Se organized the “First Children's Congress” worldwide, such as the “League for Women's Rights” and the “League for the Rights of the Child”, in addition to participating in the “League against White Slave Trafficking”.

Her fight included denouncing the inhuman conditions of female workers deprived of any rights, fighting against pimps and officials who enriched themselves with sexual exploitation. As is evident, she pursued equal rights at all levels in which they should be exercised.

It is important to highlight that she was the first woman candidate for deputy in Argentina, for the National Feminist Party, despite the fact that due to prevailing laws she could not access the position.
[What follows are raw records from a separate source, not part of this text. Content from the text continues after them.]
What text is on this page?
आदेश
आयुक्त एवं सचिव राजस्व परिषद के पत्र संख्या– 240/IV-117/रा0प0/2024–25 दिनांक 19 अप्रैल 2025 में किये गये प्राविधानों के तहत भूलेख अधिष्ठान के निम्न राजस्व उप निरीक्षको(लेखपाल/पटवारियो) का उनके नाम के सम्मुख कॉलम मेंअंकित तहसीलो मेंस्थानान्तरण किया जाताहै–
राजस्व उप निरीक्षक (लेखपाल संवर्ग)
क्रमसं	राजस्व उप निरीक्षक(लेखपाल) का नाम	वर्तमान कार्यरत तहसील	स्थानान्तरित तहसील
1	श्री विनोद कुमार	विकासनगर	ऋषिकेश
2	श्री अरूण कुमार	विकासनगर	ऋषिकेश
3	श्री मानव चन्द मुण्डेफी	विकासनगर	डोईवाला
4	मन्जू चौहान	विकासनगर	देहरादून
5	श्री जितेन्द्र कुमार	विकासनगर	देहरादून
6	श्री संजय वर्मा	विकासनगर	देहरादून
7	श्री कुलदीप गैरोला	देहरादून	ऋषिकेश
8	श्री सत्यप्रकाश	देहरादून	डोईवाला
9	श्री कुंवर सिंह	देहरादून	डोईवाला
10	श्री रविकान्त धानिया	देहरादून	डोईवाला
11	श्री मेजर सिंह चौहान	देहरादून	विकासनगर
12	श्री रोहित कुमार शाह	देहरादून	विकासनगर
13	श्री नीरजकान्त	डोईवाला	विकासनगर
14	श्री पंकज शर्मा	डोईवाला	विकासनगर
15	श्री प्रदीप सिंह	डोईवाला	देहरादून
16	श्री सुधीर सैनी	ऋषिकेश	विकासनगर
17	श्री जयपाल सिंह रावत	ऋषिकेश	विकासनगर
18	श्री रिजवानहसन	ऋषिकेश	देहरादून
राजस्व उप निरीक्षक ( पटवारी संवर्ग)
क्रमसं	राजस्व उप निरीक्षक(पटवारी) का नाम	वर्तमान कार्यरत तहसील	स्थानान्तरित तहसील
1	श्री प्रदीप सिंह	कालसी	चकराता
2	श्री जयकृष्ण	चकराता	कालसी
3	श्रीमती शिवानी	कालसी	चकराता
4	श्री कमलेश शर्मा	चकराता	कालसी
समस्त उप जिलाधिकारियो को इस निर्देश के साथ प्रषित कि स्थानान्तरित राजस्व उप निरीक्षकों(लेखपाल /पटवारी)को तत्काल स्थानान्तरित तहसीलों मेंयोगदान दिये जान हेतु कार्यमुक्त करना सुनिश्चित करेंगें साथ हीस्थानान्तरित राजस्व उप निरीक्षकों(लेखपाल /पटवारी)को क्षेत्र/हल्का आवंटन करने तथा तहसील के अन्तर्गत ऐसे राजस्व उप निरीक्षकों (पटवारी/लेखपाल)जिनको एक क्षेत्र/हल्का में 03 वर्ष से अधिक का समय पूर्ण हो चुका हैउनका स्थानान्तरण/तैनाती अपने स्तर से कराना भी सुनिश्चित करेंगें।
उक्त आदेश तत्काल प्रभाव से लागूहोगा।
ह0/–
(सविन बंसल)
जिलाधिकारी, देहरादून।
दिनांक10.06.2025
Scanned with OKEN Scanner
Within this, she promised to fight for maternity leave, provide a child benefit, abolish the death penalty, and establish equality between legitimate and illegitimate children.

Her death was defined as a premeditated murder, since she was run over at the age of 59 in 1932 by Davir Klappenbach, an affiliate of the civic legion (single party during the de facto government). Juliet died two days later.

Julieta Lantieri

These women have a very important place in the history of women's achievements, as they have not given in to the pressures of their time and have moved forward despite the dangers of being a minority that raised their voice. May they serve as inspiration for us to continue forward with a fight that is not yet over.